L’accord annoncé le vendredi 31 juillet pour avancer vers le désarmement du Hamas, le retrait progressif des forces israéliennes et le transfert du gouvernement de Gaza à une administration palestinienne ouvre un nouvel espoir pour la petite communauté chrétienne de la bande de Gaza, qui a survécu pendant la guerre entre bombardements, déplacements et une grave pénurie de nourriture, de médicaments et de carburant.
L’entente, conclue après plusieurs semaines de négociations avec la médiation des États-Unis, de l’Égypte, du Qatar et de la Turquie, établit un processus par étapes dans lequel devront être coordonnés le désarmement du mouvement islamiste et le repli israélien. Elle prévoit également qu’un comité palestinien assume progressivement l’administration civile du territoire, tandis qu’une force internationale supervise la sécurité et collabore à la formation des futures forces de police.
Pour les chrétiens de Gaza, réduits à quelques centaines de fidèles, la possibilité que les hostilités prennent enfin fin ne signifie pas seulement la fin des attaques. Elle ouvre également l’espoir de reconstruire leurs foyers, de rétablir les œuvres de l’Église et de préserver une présence chrétienne qui risque de disparaître après des années de guerre et de migration.
La Sainte Famille, refuge pendant la guerre
La paroisse de la Sainte Famille, la seule église catholique de Gaza, est devenue pendant le conflit le principal refuge de la communauté. Dans son enceinte sont restées des familles chrétiennes, mais aussi des musulmans déplacés, ainsi que des religieux chargés de s’occuper des enfants, des personnes âgées, des malades et des personnes handicapées. Le complexe abrite également une école du Patriarcat latin et deux communautés de religieuses consacrées à différentes œuvres caritatives.
À la tête de la paroisse se trouve le prêtre argentin Gabriel Romanelli, qui a relaté pendant la guerre les conditions dans lesquelles vit la population. Le mercredi 29 juillet, deux jours avant l’annonce de l’accord, il a averti que le mot « catastrophique » ne suffisait plus pour décrire la crise humanitaire, aggravée par le manque de carburant, de transport et de biens de première nécessité.
Un accord encore soumis à de graves obstacles
L’espoir ouvert par l’annonce coexiste cependant avec l’incertitude quant à son application. Le Hamas soutient qu’il livrera ses armes au fur et à mesure qu’Israël suspendra les attaques et retirera ses troupes, tandis que les autorités israéliennes ont défendu que la démilitarisation doit être achevée avant de quitter le territoire.
Le plan prévoit que les armes lourdes, les installations militaires et les tunnels soient démantelés sous supervision internationale. Le retrait israélien se ferait de manière progressive et serait lié au respect des engagements de désarmement et à l’avancée de la nouvelle administration palestinienne.
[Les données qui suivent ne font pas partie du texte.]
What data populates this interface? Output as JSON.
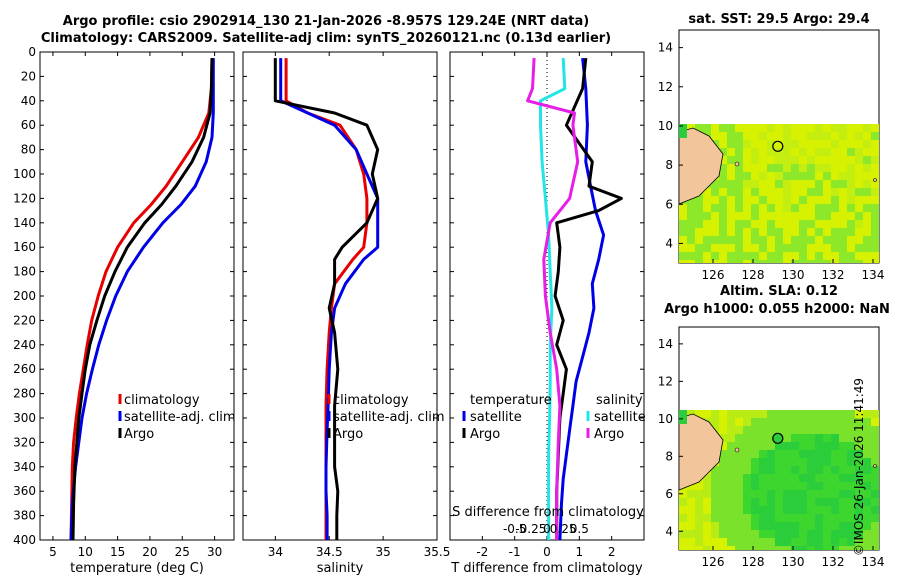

Israël n’a pas encore exprimé formellement son adhésion au dernier texte, de sorte que le calendrier et les conditions concrètes restent incertains.
L’avenir de la présence chrétienne
Le cardinal Pierbattista Pizzaballa, patriarche latin de Jérusalem, ne s’est pas encore prononcé publiquement sur le nouvel accord. Dans ses interventions précédentes, il a toutefois insisté sur le fait qu’aucune victoire exclusivement militaire ne suffira à résoudre le conflit et que Gaza a besoin d’un avenir différent, fondé sur la fin de la violence, la protection de la population et la possibilité de reconstruire la coexistence.
Le Patriarcat latin a maintenu pendant la guerre son assistance à la paroisse et a défendu le maintien des chrétiens aux côtés de ceux qui souffrent. Romanelli a expliqué à plusieurs reprises que les prêtres et les religieuses ont choisi de continuer à s’occuper des personnes âgées, des malades et des autres personnes qui dépendent des œuvres de l’Église.
Pour la communauté, l’accord ne signifie pas encore la fin de la guerre ni ne garantit qu’elle pourra retrouver une vie normale. Il représente néanmoins la possibilité que la paroisse cesse d’être uniquement un refuge de survie et reprenne pleinement sa mission religieuse, éducative et caritative à Gaza.